El pasado miércoles 28 compartí tacos, carnitas, tamales y tequila con el siempre sonriente y amable colega mexicano Ignacio. La comida del país azteca es riquísima pero, cual si fueras caminante por tierra desconocida, debes adentrarte en ella acompañado de un buen guía, de un lázaro que te evite caer en esa salsa rabiosa o en aquella carne que especió el mismísimo diablo. Tomado por esa mano, el camino gustativo por ese mundo de chiles, enchiladas, sopas de tortilla, soples, tacos al vapor... es un intenso placer.

Taquería-del-AlamilloEsta cocina - como muchas otras que el mundo de la globalización, las migraciones y el avispado comercio nos van descubriendo- es sobre todo compartida: un montoncito de arepitas templadas hasta el que acuden todas las manos, un plato regular de guacamole (insuperable si el aguacate encierra su sabor genuino) dispuesto a ser saboteado por una nube de nachos, una ensalada de nopales, pimiento y tomate que sólo tiene sentido si caen varios tenedores sobre ella. Así se come en la Taquería del Alamillo, un mexicano discreto y auténtico en el corazón del barrio de los austrias, al que acuden los trasterrados de aquel país, sean ellos dichosos o avinagrados, que pueblan Madrid.

Disfruto de esta manera de comer, esa repleta de manos que trocean los alimentos y alcanzan los platos, la que más allá de ser el natural instinto de nutrirse con ganas y de manera placentera, es la forma más sincera de enlazar con el otro sensaciones y emociones habitualmente nutritivas y casi siempre auténticas: la mesa como expresión máxima de la comunicación total.
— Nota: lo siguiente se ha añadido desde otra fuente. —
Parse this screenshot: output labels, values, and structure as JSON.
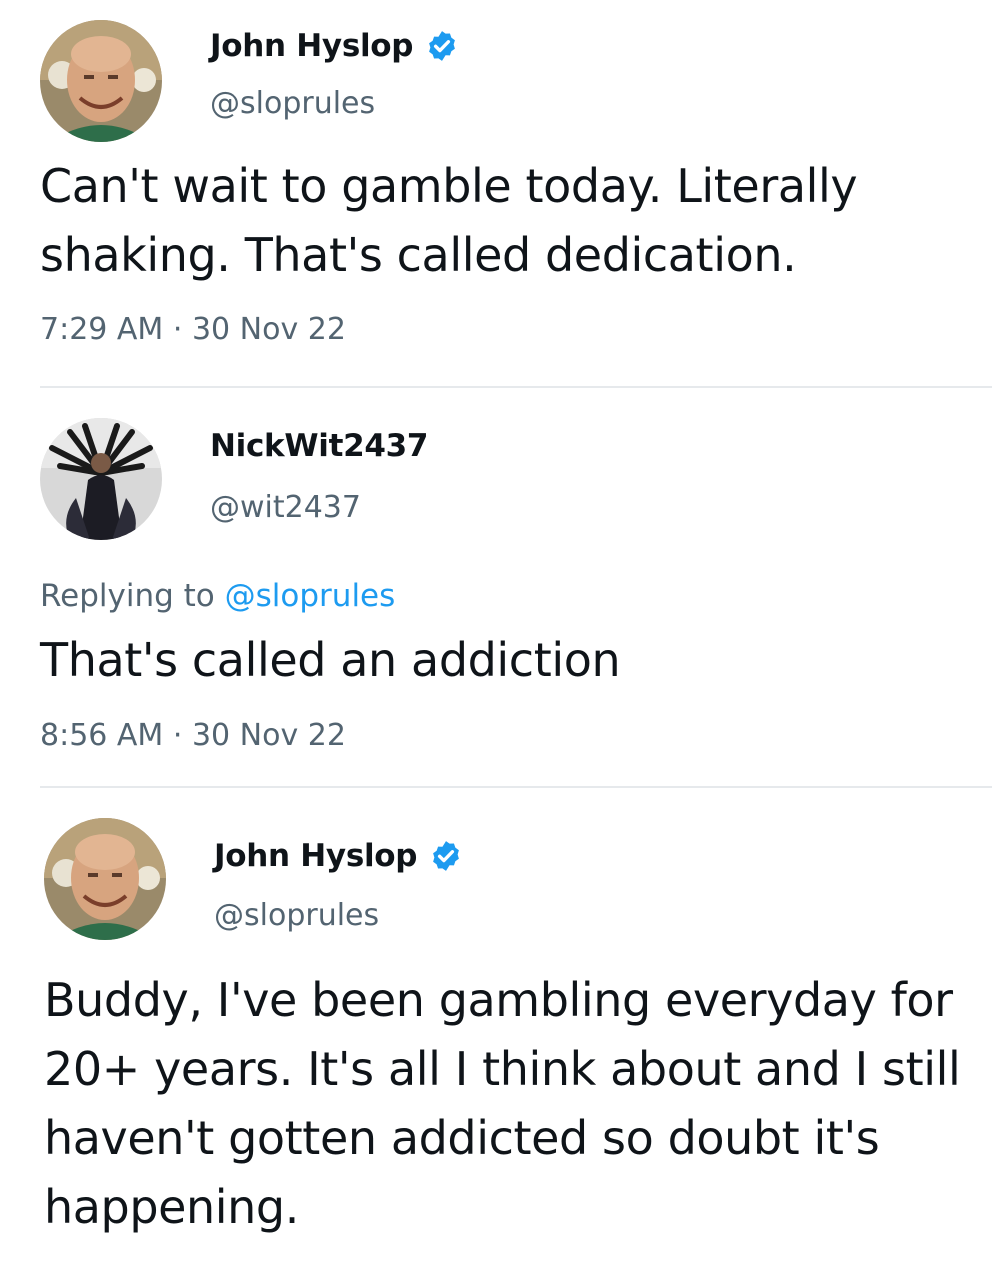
{
  "tweets": [
    {
      "author": {
        "name": "John Hyslop",
        "handle": "@sloprules",
        "verified": true,
        "avatar": "avatar-bald-man-smiling"
      },
      "text": "Can't wait to gamble today. Literally shaking. That's called dedication.",
      "time": "7:29 AM",
      "date": "30 Nov 22"
    },
    {
      "author": {
        "name": "NickWit2437",
        "handle": "@wit2437",
        "verified": false,
        "avatar": "avatar-many-armed-figure"
      },
      "replying_to_label": "Replying to",
      "replying_to_handle": "@sloprules",
      "text": "That's called an addiction",
      "time": "8:56 AM",
      "date": "30 Nov 22"
    },
    {
      "author": {
        "name": "John Hyslop",
        "handle": "@sloprules",
        "verified": true,
        "avatar": "avatar-bald-man-smiling"
      },
      "text": "Buddy, I've been gambling everyday for 20+ years. It's all I think about and I still haven't gotten addicted so doubt it's happening."
    }
  ],
  "colors": {
    "text": "#0f1419",
    "secondary": "#536471",
    "link": "#1d9bf0",
    "divider": "#e6e9ec",
    "verified": "#1d9bf0"
  },
  "separator": "·"
}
Todo se comparte Los platos son colectivos



En los últimos años hemos ido perdiendo el hábito de comer del mismo plato y sustituido la mesa redonda, que aproxima los corazones, por la rectangular que aísla; se nos olvida el festivo y común "cucharón y pado atrás" de los almuerzos rurales, las comidas reidoras de la fábrica y las raciones colectivas de las venerables pensiones. La oferta de platos fue aumentando, las piezas de la vajilla y las cuberterías se multiplicaron como camadas de conejos, los refrescos, los vinos, las diferentes marcas de aguas y de
tantos licores vinieron a nuestro encuentro para hacernos diferentes del compañero o el amigo. Cada uno de nosotros, con su golosina, ajeno al disfrute del compañero de al lado. Es decir, mesas rectangulares repletas de platos caros que no comunican, sino cuando  al final las copas hacen su efecto en forma de cantos y vocinglerías.

Luis Landero en un delicioso artículo titulado " Mis queridos filósofos", publicado en El País el pasado martes 28 de abril, habla de la necesidad urgente que tenemos de volver a los filósofos para buscarnos críticos y conscientes, porque: "Triste país el nuestro. Trabajando cada uno para obtener sus pequeñas ventajas, nos estamos labrando entre todos la desdicha colectiva". Sí, ejercitarse en lo colectivo no es sólo formar parte del sindicato, cultivar la familia o esforzarse en las metas que nos ponemos en las sociedades deportivas o culturales, sino en cómo nos comportamos en la mesa, qué comemos y cómo lo compartimos.

Hace unos meses escribí un comentario sobre los pros y contras de comer con los dedos, ese debate entre la naturalidad extrema y la regla social. Hoy no me refiero a nada de ello, defiendo que en la mesa todos comamos de todo y compartamos idénticos platos, sean estos los contundentes preparados centroeuropeos (¡esos gulag húngaros!) o los variadísimos y ligeros del Mediterráneo, China o Japón.

Comer para compartir, comer para reír, comer para descubrir nuevos platos, entrar en otro sabores; comer para sorprenderte, para debatir y aprender del esfuerzo (y la competencia) enormes que se dan alrededor de los fogones y el chup chup permanente de tantos cómo sueñan ser un día un Arzak, un Acurio, o simplemente se aplican para que acudan los suficientes clientes que ayuden a pagar los gastos corrientes.